On a last note, i had a great Bank Holiday watching all the Jubilee festivities and that amazing concert! Very proud to be British right now. Roll on the Olympics!
Hope you all had a good one too.
A xxxx
Yes, I loved the weekend too
Hope the time with your eldest will go well. I have seen the thing where a parent offloads onto the eldest child quite a lot, although I have to say that it more often occurs with the parent who has day to day care. You did absolutely the right thing in telling her that her dad's problems are not her responsibility, and this time with her will reinforce the "security" of home.
Hi Manc-lass, was it this weekend that your youngest was staying with your parents or the next?
I am so glad that you got to talk to your eldest, of course it is not her responsibility, but it is natural for her to worry about her dad. I am annoyed that now he has split with his girlfriend - now, he misses you all, typical!
Do your girls go to bed at the same time?
Hi everyone,
Youngest is staying at my parents on Friday so plan to go shopping with eldest and maybe a movie after, we`ll see how it goes. Eldest went back to school today after 1/2 term break and obvious she was glad to be back amongst her friends. Both girls generally go to bed within 1/2 hour of each other approx 8.30pm and never had any probs getting up for school.
They are staying at their dad`s on Saturday as `father`s day on sunday` but eldest doesn`t want to stay so not sure yet what to do, as i know he`ll be less than impressed but i understand why she doesn`t want to go.

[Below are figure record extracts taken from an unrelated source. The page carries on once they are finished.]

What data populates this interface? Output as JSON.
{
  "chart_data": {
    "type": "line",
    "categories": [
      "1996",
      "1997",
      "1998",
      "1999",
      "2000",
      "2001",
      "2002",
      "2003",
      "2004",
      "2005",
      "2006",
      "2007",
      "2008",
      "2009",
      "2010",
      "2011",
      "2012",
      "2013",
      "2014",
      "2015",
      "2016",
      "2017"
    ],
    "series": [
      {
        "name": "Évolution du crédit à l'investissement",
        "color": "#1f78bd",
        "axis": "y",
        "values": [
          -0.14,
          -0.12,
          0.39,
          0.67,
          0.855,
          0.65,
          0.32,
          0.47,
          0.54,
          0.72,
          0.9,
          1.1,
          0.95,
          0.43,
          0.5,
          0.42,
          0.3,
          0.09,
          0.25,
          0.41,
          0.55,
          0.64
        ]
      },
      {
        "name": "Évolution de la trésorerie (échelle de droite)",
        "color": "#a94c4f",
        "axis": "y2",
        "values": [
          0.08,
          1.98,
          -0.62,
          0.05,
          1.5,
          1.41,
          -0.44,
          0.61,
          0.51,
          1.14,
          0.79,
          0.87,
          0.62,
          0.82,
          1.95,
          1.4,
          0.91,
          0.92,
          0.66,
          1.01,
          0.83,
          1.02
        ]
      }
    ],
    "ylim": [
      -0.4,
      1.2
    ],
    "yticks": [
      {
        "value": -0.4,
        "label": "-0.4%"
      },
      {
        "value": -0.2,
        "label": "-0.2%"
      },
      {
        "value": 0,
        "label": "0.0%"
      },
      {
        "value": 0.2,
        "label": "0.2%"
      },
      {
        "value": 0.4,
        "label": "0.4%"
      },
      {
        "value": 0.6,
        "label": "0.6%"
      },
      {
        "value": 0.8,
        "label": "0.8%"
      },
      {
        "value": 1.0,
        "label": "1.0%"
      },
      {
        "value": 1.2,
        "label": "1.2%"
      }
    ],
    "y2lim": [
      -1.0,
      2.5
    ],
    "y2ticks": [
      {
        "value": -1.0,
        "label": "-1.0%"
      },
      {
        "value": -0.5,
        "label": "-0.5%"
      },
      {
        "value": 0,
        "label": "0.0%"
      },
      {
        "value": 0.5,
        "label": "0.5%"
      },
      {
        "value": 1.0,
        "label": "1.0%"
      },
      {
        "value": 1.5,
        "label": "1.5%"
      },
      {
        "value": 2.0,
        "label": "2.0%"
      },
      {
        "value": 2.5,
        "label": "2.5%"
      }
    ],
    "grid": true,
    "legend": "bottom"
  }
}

He has rung twice this week and only spoken to youngest, didn`t ask to speak to eldest and told yongest he was all alone and she said his voice sounded ` croaky` ( can you believe it ! ) and she got upset after call ended saying she was worried about him. Seems he wants to stress both girls out!!!! All i can do is keep reminding them that his problems aren`t theirs, but its hard for them both at the minute.
i`ll let you know how the weekend goes.
Take Care
A xxxx
Hello Mancs Lass
I am sorry to hear that the girls are having to go through this. It is not a child's job to look after a parent's emotional health. I am not suggesting that you say it as bluntly as that to the girls as that but I think maybe reminding them gently that he is a grown up and may well be trying to get everyone to feel sorry for him would not go amiss.
Hope this will be a better week
Hi Manc-lass, it sounds as though your daughter may be feeling a little unstable. In your previous post, her dad frightened her by smashing the DVD player in front of them with a hammer. He has also split with his girlfriend so emotionally all over the place too. It sounds as though you and your ex are suddenly getting on slightly better and maybe she is feeling confused.
Is there any chance you can have a one to one quality afternoon with her, mum and daughter, so you can become friends again and have a chat?